PSUs to set up 10GW polysilicon manufacturing capacity to cut solar dependence on China

By: |
October 6, 2020 4:55 AM

A senior official from the ministry of new and renewable energy (MNRE) told FE that the Chinese manufacturers have increased the price of wafers that goes into the manufacturing of cells after India increased the production of cells under the Atmanirbhar Bharat Abhiyan.

Union power minister RK Singh in August said India must become self-reliant in manufacturing of solar equipment in the next 18 months to reduce its depence on Chinese imports.

Public sector companies such as NTPC and BHEL may set up polysilicon manufacturing plants in the country to help reduce India’s dependence on China for import of wafers, ingots and cells for integrated manufacturing of solar modules under the Atmanirbhar Bharat Abhiyan.

A senior official from the ministry of new and renewable energy (MNRE) told FE that the Chinese manufacturers have increased the price of wafers that goes into the manufacturing of cells after India increased the production of cells under the Atmanirbhar Bharat Abhiyan. This is likely to make Indian panels incompetitive against imported panels from China indicating their vulnerablity to price changes and their dependence on China.

“To overcome the issue of highhandedness of Chinese manufacturers, Indian government is in talks with PSUs to set up around 10GW of polysilicon manufacturing capacity in India. Polysilicon is used to make ingots and wafers and is readily available for imports from countries outside of China like South Korea,” the official said.

According to industry standards, one gigawatt of polysilicon capacity costs anywhere between Rs 1,250 crore to Rs 1,500 crore.

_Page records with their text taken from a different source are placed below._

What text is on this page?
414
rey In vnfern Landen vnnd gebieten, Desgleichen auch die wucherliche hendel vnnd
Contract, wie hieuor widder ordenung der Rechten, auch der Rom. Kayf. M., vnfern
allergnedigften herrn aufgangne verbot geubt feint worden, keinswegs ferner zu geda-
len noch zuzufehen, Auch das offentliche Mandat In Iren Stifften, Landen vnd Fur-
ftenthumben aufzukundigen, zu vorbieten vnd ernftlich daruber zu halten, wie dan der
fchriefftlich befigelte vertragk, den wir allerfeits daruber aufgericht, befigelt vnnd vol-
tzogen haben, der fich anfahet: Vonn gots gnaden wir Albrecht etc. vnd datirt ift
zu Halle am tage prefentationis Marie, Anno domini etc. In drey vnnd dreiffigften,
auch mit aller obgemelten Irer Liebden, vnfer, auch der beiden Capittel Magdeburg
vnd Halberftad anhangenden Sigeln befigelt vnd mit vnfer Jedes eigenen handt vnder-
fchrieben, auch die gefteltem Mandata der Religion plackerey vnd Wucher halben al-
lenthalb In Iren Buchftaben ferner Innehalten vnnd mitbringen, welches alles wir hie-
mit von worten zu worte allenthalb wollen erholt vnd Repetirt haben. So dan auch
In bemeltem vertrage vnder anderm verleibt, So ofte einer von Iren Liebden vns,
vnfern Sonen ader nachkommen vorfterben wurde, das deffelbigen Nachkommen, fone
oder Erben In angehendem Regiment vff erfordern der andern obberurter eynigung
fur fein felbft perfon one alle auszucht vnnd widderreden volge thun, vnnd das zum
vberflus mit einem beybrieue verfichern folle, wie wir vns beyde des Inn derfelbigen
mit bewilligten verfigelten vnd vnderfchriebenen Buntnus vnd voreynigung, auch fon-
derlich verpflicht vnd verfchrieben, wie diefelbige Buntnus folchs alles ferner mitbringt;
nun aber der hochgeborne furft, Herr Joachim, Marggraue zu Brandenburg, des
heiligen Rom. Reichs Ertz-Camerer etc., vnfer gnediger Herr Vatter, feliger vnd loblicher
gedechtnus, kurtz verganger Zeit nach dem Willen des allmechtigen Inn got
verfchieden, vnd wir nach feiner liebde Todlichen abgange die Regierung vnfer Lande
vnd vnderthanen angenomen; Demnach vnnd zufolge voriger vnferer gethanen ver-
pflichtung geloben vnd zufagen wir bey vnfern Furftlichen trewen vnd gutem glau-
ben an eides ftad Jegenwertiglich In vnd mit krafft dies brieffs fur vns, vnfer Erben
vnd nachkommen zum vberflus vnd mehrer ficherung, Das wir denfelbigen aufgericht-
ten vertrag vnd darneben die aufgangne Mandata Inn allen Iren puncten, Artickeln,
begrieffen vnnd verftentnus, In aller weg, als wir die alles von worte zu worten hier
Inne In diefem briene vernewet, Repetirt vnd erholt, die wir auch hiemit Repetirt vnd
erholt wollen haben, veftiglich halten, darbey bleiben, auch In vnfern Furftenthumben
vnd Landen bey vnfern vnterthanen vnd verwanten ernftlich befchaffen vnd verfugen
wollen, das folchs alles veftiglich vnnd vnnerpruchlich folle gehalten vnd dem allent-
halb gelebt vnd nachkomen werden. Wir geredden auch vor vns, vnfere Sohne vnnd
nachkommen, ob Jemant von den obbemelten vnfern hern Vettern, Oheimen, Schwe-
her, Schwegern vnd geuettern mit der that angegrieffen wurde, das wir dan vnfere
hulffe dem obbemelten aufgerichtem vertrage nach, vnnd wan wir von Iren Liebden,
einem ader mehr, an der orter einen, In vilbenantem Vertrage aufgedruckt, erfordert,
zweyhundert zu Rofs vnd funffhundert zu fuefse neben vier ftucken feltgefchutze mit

Anish Rajgopal, director, Chemtrols Solar, said, it is needed for the country that some companies with deep pockets take the initiative of setting up polysilicon and wafer manufacturing capacity in the country as they are highly capital-intensive. “The advantage with polysilicon is they are readily available in the country, although to begin with companies may look at high quality silicon from abroad, but later they can shift to domestically available silicons,” Rajgopal said.

MNRE is also working on a scheme to provide financial incentives to the manufacturers willing to set up polysilicon, ingots and wafers plants. The manufacturing of wafers and ingots is capital intensive in nature as against the cells and modules manufacturing where the per unit cost has become self sustainable with the import duties and solar schemes such as KUSUM, CPSU and Rooftop, as they require mandatory usage of domestic cells and modules.

“We need to look at providing interest subvention to wafer and ingot manufacturers. We also need to look at self sustaining and captive usage schemes for wafer manufacturers as well,” the MNRE official said. According to the official their single-window project monitoring division has got tremendous response for the cells and module manufacturing from entrepreneurs under the Atmanirbhar Bharat Abhiyan and they are working to meet the requirements of wafer manufacturers as well.

Union power minister RK Singh in August said India must become self-reliant in manufacturing of solar equipment in the next 18 months to reduce its depence on Chinese imports.